噂の転校生は何食わぬ顔で登校してきた。初日から4限終了まで遅刻するとかやるじゃねえか……。初日からちょっかい出そうと朝早くから登校した俺が馬鹿みてえじゃねぇか。
仕方が無え。あいつの住所特定からするか。
4月12日、下校。
何やら転校生は別の金髪野郎と校門前で話していた。どんな話してんのかと声をかけようとしたその時だった。
金髪の方がスマホを操作した時。
「……!?」
空間が気持ち悪い程に歪む。な、なんだぁ!?
空間の歪みに驚きながらもふと気がつけば、目の前の光景はいつもと変わらない東京かと思えば、振り向くとそこにはまるで西洋の城に変化した秀尽学園の姿があった。
「ビンゴ!!」
金髪の嬉々とした声が聞こえた。なにがビンゴなのか知らんが、恐らく今の現状を知っているからこそ出た言葉なんだろう。ならばここは身を隠さなくちゃならない。すぐに校門の影に身を隠してクセっ毛眼鏡の如何にもイケメンな黒髪と、金髪二人の後を追った。黒髪の服装がいつの間にか変わっていることはファッションなのだろうと一旦気にせずに。
すると二人は二足歩行で頭のでかい猫に会っていた。なんだアレ……。何か話しているように見えるが良く聞こえなかった。そうしていると猫と黒髪と金髪は揃って三人で城の横にある通気口らしき所から内部へ入って行った。
どうして正門から入らないんだろう。自分の学校だって言うのにまるで……。
「そういうお年頃カナ?」
俺は堂々と正門から入ろうとするが、とてつもなくデカい扉の上に鍵がしっかり閉まっていた。
なるほどそういうことか。放課後直後なのに忘れ物さえも取らせてくれないなんて。つまりこじ開けろと言うことだな。
「お邪魔しまあああす」
俺はしっかりと拳を握ると、勢いよく扉を殴り吹き飛ばした。どうしてこんな力があるって? 元異世界転生者と言っておこう。

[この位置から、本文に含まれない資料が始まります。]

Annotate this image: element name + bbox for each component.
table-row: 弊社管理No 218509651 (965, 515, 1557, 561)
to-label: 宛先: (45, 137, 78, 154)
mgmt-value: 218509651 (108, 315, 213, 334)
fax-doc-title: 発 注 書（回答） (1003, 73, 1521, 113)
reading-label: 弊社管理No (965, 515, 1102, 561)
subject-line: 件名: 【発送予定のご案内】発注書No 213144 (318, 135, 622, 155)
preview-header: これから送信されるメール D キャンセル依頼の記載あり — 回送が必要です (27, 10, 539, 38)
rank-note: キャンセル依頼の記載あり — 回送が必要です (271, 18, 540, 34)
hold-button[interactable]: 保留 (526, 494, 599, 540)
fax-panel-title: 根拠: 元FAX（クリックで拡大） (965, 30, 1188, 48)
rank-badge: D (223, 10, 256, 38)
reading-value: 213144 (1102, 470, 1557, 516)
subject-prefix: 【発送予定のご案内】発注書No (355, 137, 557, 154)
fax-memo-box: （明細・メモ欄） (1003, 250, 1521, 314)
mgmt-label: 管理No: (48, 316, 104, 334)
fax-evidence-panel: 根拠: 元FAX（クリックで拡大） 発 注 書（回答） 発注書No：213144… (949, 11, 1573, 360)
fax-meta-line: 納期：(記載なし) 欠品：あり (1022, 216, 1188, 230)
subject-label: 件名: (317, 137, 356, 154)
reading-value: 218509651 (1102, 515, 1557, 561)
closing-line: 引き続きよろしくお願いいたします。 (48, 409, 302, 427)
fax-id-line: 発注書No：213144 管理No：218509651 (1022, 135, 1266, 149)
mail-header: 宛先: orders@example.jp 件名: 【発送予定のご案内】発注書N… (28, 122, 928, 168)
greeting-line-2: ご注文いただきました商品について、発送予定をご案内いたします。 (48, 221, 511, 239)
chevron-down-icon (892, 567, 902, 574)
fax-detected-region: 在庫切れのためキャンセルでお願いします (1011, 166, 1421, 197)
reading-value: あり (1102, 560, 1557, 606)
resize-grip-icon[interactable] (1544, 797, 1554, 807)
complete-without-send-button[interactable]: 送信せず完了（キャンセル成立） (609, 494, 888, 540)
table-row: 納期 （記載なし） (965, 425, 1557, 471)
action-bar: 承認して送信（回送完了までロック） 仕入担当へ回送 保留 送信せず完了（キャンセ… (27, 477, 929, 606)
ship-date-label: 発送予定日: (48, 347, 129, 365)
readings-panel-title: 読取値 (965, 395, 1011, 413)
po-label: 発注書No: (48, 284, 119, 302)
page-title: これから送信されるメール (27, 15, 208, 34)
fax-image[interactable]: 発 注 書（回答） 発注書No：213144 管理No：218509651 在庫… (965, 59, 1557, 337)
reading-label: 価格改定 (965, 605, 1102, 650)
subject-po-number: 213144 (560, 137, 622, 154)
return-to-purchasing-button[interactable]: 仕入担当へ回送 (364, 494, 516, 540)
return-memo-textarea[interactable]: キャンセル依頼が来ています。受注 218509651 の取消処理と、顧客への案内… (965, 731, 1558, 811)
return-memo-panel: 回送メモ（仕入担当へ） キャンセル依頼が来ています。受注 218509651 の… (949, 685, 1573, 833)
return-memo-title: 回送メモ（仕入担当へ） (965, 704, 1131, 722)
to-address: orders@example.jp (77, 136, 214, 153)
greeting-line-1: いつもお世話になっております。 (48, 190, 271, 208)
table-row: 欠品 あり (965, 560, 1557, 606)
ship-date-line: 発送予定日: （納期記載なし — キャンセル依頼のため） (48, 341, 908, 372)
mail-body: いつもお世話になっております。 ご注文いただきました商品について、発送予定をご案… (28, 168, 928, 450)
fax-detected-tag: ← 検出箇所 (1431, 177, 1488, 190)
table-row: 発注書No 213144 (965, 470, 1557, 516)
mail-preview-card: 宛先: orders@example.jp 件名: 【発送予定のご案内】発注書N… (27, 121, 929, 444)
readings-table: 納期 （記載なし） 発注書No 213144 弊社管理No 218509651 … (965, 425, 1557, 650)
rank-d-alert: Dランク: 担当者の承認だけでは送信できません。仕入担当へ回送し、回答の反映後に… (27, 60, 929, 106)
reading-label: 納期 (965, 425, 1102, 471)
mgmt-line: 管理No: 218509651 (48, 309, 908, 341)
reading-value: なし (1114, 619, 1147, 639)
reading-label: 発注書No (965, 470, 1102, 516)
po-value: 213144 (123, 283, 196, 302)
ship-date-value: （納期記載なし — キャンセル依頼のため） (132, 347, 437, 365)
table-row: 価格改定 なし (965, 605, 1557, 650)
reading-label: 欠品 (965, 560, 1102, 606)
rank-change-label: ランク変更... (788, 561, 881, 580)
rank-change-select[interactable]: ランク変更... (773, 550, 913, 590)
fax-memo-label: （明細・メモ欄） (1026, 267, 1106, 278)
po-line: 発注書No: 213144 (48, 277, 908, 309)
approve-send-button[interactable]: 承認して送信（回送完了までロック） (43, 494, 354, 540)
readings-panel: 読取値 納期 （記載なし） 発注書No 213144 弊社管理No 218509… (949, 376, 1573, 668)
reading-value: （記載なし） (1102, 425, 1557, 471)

さていい感じに手加減出来た。本気でやっていたら学校ごと吹っ飛ばしていたからな。
「何事だぁああ!」
すぐに複数の教師が駆け寄って来たかと思ったら、目の前には青白い間抜け面した仮面を被った、大きな盾と直剣を持った兵士だった。
ふーむ。こいつは殺しても良いのだろうか。せっかく現代日本に帰ってきたというのに、いきなり殺人して刑務所行きは嫌だぞ?
「貴様を器物損壊罪と不法侵入罪として強制連行する!」
不法侵入? 俺ここの生徒なんだけど? そんな考えも許されぬまま、俺は何故か突然背後からシールドバッシュが如く強烈な盾攻撃を打ち込まれた。
「弱いな。殺すか!」
それで俺が倒れるとでも? 訳も分からず連行されるのだけは許せねぇなぁ!?
「なに!? こいつ倒れないぞ?」
「死ねよ雑魚共!!」
俺は三人の兵士を軽く、文字通り捻り潰した。
俺は例の三人の後を追わなくちゃならねぇんだ。邪魔するなら……多分殺す。